Advertisements to Return to Cambodia’s YouTube Videos
Advertisements will return to YouTube videos produced in Cambodia soon and the Kingdom will be added to YouTube’s partner programme, according to an announcement by the Ministry of Post and Telecommunications.
The notice said that YouTube had temporarily suspended ads on the platform in about 90 countries to carry out a review on its partner programme, a decision that unnerved video producers based in Cambodia who had previously received income from the in-stream advertisements.
Despite not being a part of the partner programme initially, producers in Cambodia were still allowed to monetise channels by basing them overseas.
The ministry added that YouTube identified Cambodia as a market with good characteristics that made it ideal for the programme.
As a result of the recent announcement, the ministry encouraged producers in Cambodia to continue to create original content without infringing copyright laws.
Chris McCarthy, the chief executive officer of MangoTango Asia, a local digital marketing firm, said: “It’s great that Google and YouTube have reached a new agreement with 90 countries around the world and this will allow creators and monetisation to continue, especially in some of the world’s poorer regions. But this does again highlight the tremendous power that a single tech giant has over the well-being of the citizens of many nations.

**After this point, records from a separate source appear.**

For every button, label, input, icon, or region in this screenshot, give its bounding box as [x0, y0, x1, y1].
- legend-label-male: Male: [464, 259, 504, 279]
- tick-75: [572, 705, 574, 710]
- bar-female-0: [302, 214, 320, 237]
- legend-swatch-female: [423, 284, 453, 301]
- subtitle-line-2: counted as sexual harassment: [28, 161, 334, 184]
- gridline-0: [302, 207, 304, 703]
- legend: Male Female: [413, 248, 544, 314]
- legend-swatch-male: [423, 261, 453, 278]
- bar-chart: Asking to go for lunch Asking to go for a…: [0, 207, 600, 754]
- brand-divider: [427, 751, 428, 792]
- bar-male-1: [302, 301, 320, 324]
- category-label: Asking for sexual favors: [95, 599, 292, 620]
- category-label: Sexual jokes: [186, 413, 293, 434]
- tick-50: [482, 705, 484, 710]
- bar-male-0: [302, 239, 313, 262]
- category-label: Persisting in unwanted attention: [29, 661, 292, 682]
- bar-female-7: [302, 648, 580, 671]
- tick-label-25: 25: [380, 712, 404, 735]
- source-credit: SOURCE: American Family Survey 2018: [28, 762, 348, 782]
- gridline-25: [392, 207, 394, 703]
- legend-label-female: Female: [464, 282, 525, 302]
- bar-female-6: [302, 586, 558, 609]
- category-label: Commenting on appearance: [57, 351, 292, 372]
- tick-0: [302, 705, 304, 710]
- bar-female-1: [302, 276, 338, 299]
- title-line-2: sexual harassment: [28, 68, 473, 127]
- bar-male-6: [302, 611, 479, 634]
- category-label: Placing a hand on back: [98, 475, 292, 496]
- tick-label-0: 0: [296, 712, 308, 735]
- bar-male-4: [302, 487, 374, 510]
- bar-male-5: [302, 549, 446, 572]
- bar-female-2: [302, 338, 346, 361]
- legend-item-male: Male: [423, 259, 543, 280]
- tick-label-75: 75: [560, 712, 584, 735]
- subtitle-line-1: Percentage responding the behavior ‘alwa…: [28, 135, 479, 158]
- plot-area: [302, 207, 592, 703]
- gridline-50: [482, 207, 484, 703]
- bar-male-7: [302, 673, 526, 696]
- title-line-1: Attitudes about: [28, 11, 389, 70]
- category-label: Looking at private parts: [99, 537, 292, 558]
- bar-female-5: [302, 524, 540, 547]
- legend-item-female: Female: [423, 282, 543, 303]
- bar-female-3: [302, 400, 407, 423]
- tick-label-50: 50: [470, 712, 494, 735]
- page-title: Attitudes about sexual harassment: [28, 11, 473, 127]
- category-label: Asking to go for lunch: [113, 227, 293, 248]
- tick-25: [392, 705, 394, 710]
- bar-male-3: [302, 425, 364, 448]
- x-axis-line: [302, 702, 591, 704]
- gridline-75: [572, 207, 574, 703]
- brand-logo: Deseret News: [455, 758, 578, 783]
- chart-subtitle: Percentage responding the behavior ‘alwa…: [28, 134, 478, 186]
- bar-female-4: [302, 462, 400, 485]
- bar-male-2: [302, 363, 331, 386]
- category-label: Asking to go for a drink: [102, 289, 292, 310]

“At least for now it appears to have worked out a solution”
The ads first disappeared in mid-April, causing some confusion to both those who placed advertisements on the platform and those who produced videos with the aim of earning money through those advertisements.
When asked about the disappearance of the advertisements, a YouTube representative for the Southeast Asia region said that under the company’s monetisation policy, Cambodian content creators are not allowed to make money from their videos on its channels.
The policy read: “Advertisers can only target their ads to countries where YouTube has launched a monetised site.”
But it happened in Cambodia anyway.
Until recently, it was next to impossible to watch a video not prefaced by a five-second or longer in-stream ad.
The YouTube representative was not able to determine why all ads had ceased on the platform or how they were shown there previously in contravention of YouTube policy.
It is unknown exactly when the advertisements will return and Cambodia will be added to the partner programme.
The ministry said it was in close contact with YouTube and that it would inform the public as soon as a decision is finalised.